For boot_bw(), a data.frame() with number of columns equal to length of outputColumns; number of rows equal to number of replicates; and, names of variables equal to values of outputColumns. For boot_bw_weight(), A data.frame() based on w with two additional variables for weight and cumWeight. For boot_bw_sample_clusters(), either a vector of integers corresponding to the primary sampling unit (psu) identifier of the selected clusters (when index = TRUE) or a list of data.frame()s corresponding to the data for the selected clusters (when index = FALSE).

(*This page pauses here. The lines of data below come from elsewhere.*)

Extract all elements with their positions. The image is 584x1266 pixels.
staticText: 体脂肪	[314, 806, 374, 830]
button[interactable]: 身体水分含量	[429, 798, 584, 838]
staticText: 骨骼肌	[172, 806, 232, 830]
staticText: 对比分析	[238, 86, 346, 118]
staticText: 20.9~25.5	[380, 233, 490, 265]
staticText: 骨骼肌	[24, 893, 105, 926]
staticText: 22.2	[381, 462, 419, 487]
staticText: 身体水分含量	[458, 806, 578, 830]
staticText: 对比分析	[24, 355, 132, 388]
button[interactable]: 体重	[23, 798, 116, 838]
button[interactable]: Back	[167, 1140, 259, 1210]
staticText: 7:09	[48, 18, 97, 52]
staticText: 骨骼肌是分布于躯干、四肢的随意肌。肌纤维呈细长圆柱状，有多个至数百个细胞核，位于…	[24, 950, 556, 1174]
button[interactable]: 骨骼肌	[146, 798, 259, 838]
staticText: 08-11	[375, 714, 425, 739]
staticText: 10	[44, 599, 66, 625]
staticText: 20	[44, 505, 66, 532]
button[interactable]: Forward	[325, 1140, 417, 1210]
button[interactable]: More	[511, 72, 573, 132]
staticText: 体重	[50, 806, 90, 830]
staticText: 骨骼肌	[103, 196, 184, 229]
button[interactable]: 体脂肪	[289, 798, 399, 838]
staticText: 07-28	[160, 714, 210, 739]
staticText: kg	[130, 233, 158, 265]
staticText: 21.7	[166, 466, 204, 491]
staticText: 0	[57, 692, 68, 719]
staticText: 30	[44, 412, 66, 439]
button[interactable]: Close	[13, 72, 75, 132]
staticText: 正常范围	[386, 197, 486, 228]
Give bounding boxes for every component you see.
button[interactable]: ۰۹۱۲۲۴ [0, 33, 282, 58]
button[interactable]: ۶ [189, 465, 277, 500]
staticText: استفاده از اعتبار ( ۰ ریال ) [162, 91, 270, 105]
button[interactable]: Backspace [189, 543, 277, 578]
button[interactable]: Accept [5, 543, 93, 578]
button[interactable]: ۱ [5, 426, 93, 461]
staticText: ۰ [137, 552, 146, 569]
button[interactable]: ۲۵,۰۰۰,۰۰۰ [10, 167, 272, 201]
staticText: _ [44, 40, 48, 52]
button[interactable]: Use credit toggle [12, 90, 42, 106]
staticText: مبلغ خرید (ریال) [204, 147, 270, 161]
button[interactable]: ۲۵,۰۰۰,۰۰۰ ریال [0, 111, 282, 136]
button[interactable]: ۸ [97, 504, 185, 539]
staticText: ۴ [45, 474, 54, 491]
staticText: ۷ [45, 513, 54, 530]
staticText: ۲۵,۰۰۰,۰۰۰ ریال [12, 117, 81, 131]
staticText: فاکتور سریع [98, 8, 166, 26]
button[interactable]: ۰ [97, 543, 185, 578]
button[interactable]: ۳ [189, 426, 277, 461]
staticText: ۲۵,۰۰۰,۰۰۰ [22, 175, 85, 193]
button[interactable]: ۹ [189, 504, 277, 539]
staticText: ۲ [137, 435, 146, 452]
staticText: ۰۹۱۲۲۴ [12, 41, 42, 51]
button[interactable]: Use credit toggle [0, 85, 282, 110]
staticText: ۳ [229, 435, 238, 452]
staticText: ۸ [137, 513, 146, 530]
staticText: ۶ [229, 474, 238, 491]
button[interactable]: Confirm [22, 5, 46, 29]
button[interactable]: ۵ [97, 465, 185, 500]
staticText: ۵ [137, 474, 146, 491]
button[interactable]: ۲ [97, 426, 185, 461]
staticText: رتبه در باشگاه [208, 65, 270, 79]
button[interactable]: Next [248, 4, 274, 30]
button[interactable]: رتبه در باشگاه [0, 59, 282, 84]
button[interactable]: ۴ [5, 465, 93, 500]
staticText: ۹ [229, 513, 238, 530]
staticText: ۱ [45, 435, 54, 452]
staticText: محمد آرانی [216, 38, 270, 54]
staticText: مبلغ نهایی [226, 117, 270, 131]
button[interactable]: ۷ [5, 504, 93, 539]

For boot_bw_sample_within_clusters(), a matrix similar in structure to x of resampled data from each selected cluster.

Examples

boot_bw(
  x = indicatorsHH, w = villageData, statistic = bootClassic, 
  params = "anc1", replicates = 9, parallel = TRUE
)
#> 
#> ── Resampling in parallel ──
#> 
#>  Setting up 3 parallel operations
#>  Setting up 3 parallel operations [302ms]
#> 
#>  Resampling with 9 replicates in parallel
#>  Resampling with 9 replicates in parallel [767ms]
#> 
#>  Tidying up resampling outputs
#>  Tidying up resampling outputs [22ms]
#> 
#>  Closing 3 parallel operations
#>  Closing 3 parallel operations [15ms]
#> 
#> $params
#> [1] "anc1"
#> 
#> $replicates
#> [1] 9
#> 
#> $strata
#> NULL
#> 
#> $boot_data
#>        anc1
#> 1 0.2363465
#> 2 0.2167766
#> 3 0.1907895
#> 4 0.2003863
#> 5 0.2114475
#> 6 0.2924805
#> 7 0.1790763
#> 8 0.2573599
#> 9 0.2370479
#> 
#> attr(,"class")
#> [1] "boot_bw" "list"